Unit tests supporting the methods in these components are mirrored in src/test/.

##4. Contributing code ###4.1. Contributing: The GitHub workflow First time

  • Fork the repo https://github.com/SciSpark/SciSpark
  • Go to your fork (e.g. https://github.com//SciSpark) and copy that URL to clone
  • Clone the repo to local git clone https://github.com/<your username>/SciSpark.git. Now you have the code to work with.
  • Set up upstream so you can keep your branch in sync. git remote add upstream https://github.com/SciSpark/SciSpark.git

Not your first time

  • Open an Issue on the main repo: On SciSpark/SciSpark, click the New Issue button and add the information corresponding to your fix/upgrade. Feel free to add appropriate label e.g. ‘bug’, ‘enhancement’, ‘help wanted’.
  • Update your remote fork and local master with any potential changes. git fetch upstream will fetch the branches and respective commits. git checkout master to check out your fork's master branch. git merge upstream/master will merge the changes from the upstream master into your local master branch. git push will reflect these changes on your forked repo.
  • Make a branch on your local machine: Make sure your local master is up-to-date (Step 2) and then create a topic branch for your fix corresponding to the issue number e.g. scispark-1 git checkout -b <branch_name>
  • Work on the changes in that branch. NB: you should keep a log of your work using a series of git add and git commit messages. You can always clean up your log before pushing the branch using git rebase. git add, commit, and push* your changes in the branch to your fork (git push origin ).
  • Submit a Pull Request (PR) with SciSpark/SciSpark master as the base branch, and your topic branch as the branch to be merged into the base. Itemize the work completed in the PR. Ensure the first message indicates the issue number e.g.
scispark-1: Made contributors' wiki page
- added content on using mailing list
- added content on using github
- added content about the code structure
- added content on making a PR

All organization members will get an email from GitHub indicating your PR has been open. Feel free to mention persons on GitHub whom you think should especially take a look at the PR using @git_username.

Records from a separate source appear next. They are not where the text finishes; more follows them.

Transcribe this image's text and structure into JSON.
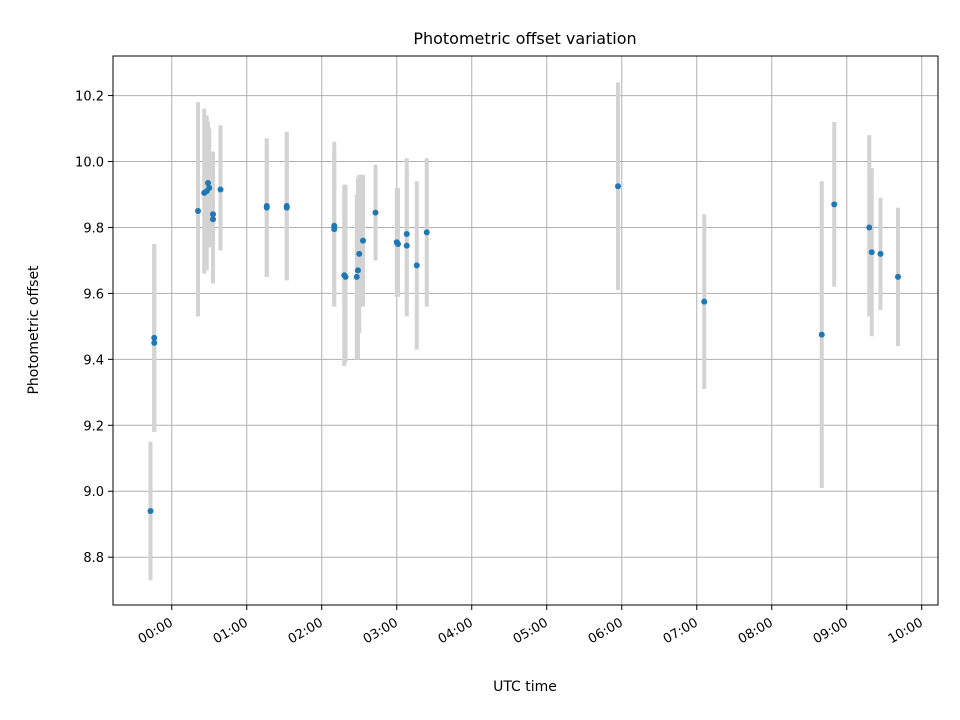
{
  "chart_data": {
    "type": "scatter",
    "title": "Photometric offset variation",
    "xlabel": "UTC time",
    "ylabel": "Photometric offset",
    "x_unit": "UTC time (HH:MM)",
    "xlim": [
      "23:13",
      "10:13"
    ],
    "ylim": [
      8.655,
      10.32
    ],
    "grid": true,
    "x_tick_labels": [
      "00:00",
      "01:00",
      "02:00",
      "03:00",
      "04:00",
      "05:00",
      "06:00",
      "07:00",
      "08:00",
      "09:00",
      "10:00"
    ],
    "y_ticks": [
      8.8,
      9.0,
      9.2,
      9.4,
      9.6,
      9.8,
      10.0,
      10.2
    ],
    "y_tick_labels": [
      "8.8",
      "9.0",
      "9.2",
      "9.4",
      "9.6",
      "9.8",
      "10.0",
      "10.2"
    ],
    "colors": {
      "point": "#1f77b4",
      "errorbar": "#d3d3d3",
      "grid": "#b0b0b0"
    },
    "points": [
      {
        "x": "23:43",
        "y": 8.94,
        "lo": 8.73,
        "hi": 9.15
      },
      {
        "x": "23:46",
        "y": 9.465,
        "lo": 9.18,
        "hi": 9.75
      },
      {
        "x": "23:46",
        "y": 9.45,
        "lo": 9.18,
        "hi": 9.75
      },
      {
        "x": "00:21",
        "y": 9.85,
        "lo": 9.53,
        "hi": 10.18
      },
      {
        "x": "00:26",
        "y": 9.905,
        "lo": 9.66,
        "hi": 10.16
      },
      {
        "x": "00:28",
        "y": 9.91,
        "lo": 9.67,
        "hi": 10.14
      },
      {
        "x": "00:29",
        "y": 9.935,
        "lo": 9.74,
        "hi": 10.12
      },
      {
        "x": "00:30",
        "y": 9.92,
        "lo": 9.74,
        "hi": 10.1
      },
      {
        "x": "00:33",
        "y": 9.84,
        "lo": 9.64,
        "hi": 10.03
      },
      {
        "x": "00:33",
        "y": 9.825,
        "lo": 9.63,
        "hi": 10.02
      },
      {
        "x": "00:39",
        "y": 9.915,
        "lo": 9.73,
        "hi": 10.11
      },
      {
        "x": "01:16",
        "y": 9.865,
        "lo": 9.65,
        "hi": 10.07
      },
      {
        "x": "01:16",
        "y": 9.86,
        "lo": 9.65,
        "hi": 10.07
      },
      {
        "x": "01:32",
        "y": 9.865,
        "lo": 9.64,
        "hi": 10.09
      },
      {
        "x": "01:32",
        "y": 9.86,
        "lo": 9.64,
        "hi": 10.09
      },
      {
        "x": "02:10",
        "y": 9.805,
        "lo": 9.56,
        "hi": 10.06
      },
      {
        "x": "02:10",
        "y": 9.795,
        "lo": 9.56,
        "hi": 10.03
      },
      {
        "x": "02:18",
        "y": 9.655,
        "lo": 9.38,
        "hi": 9.93
      },
      {
        "x": "02:19",
        "y": 9.65,
        "lo": 9.39,
        "hi": 9.93
      },
      {
        "x": "02:28",
        "y": 9.65,
        "lo": 9.4,
        "hi": 9.9
      },
      {
        "x": "02:29",
        "y": 9.67,
        "lo": 9.4,
        "hi": 9.95
      },
      {
        "x": "02:30",
        "y": 9.72,
        "lo": 9.48,
        "hi": 9.96
      },
      {
        "x": "02:33",
        "y": 9.76,
        "lo": 9.56,
        "hi": 9.96
      },
      {
        "x": "02:43",
        "y": 9.845,
        "lo": 9.7,
        "hi": 9.99
      },
      {
        "x": "03:00",
        "y": 9.755,
        "lo": 9.59,
        "hi": 9.92
      },
      {
        "x": "03:01",
        "y": 9.75,
        "lo": 9.59,
        "hi": 9.92
      },
      {
        "x": "03:08",
        "y": 9.78,
        "lo": 9.56,
        "hi": 10.01
      },
      {
        "x": "03:08",
        "y": 9.745,
        "lo": 9.53,
        "hi": 9.97
      },
      {
        "x": "03:16",
        "y": 9.685,
        "lo": 9.43,
        "hi": 9.94
      },
      {
        "x": "03:24",
        "y": 9.785,
        "lo": 9.56,
        "hi": 10.01
      },
      {
        "x": "05:57",
        "y": 9.925,
        "lo": 9.61,
        "hi": 10.24
      },
      {
        "x": "07:06",
        "y": 9.575,
        "lo": 9.31,
        "hi": 9.84
      },
      {
        "x": "08:40",
        "y": 9.475,
        "lo": 9.01,
        "hi": 9.94
      },
      {
        "x": "08:50",
        "y": 9.87,
        "lo": 9.62,
        "hi": 10.12
      },
      {
        "x": "09:18",
        "y": 9.8,
        "lo": 9.53,
        "hi": 10.08
      },
      {
        "x": "09:20",
        "y": 9.725,
        "lo": 9.47,
        "hi": 9.98
      },
      {
        "x": "09:27",
        "y": 9.72,
        "lo": 9.55,
        "hi": 9.89
      },
      {
        "x": "09:41",
        "y": 9.65,
        "lo": 9.44,
        "hi": 9.86
      }
    ]
  }
}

  • Acknowledge the review comments (automatic or from git users), and if need be, discuss further in the PR comments. Discussion points may include justifying an approach or asking for assistance, amongst others. Make the changes on your local branch. Once your changes have been made, update the existing PR by pushing to that branch using a command such as git push origin LOCAL-BRANCHNAME:PR-BRANCHNAME. Once your update has been successful, you will observe the PR update on the online GitHub interface.
  • Wait for a SciSpark project committer(team member) to merge the code into the code base. Please observe the waiting time of at least 72 hours before pinging.

###4.2. Contributing: Code development In order to maintain code quality, the SciSpark code base leverages Travis CI and Coveralls.
The quality of the Scala code is checked using the SBT scalastyle plugin. When contributing code, please be certain to run the scalastyle using the sbt scalastyle command.

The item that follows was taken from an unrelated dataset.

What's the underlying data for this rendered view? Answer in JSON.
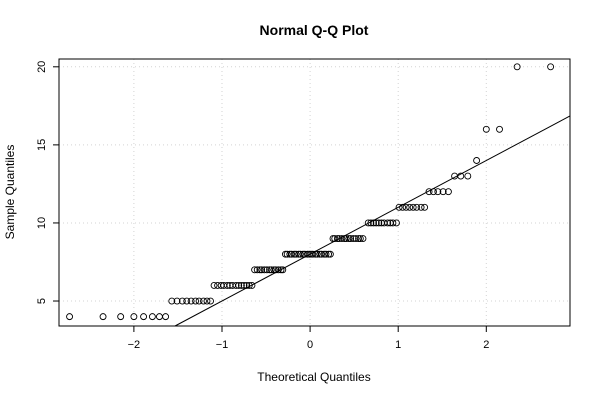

These three tools support the code quality in the SciSpark code base, and are run automatically when a PR is made.

###4.3. Contributing: Testing Given the SciSpark dependencies, the SciSpark codebase ships with a Docker image in order to assist developers with testing their contributions using the same dependency stack as those used for automated testing on GitHub. Please see the SciSpark Docker Readme for more details.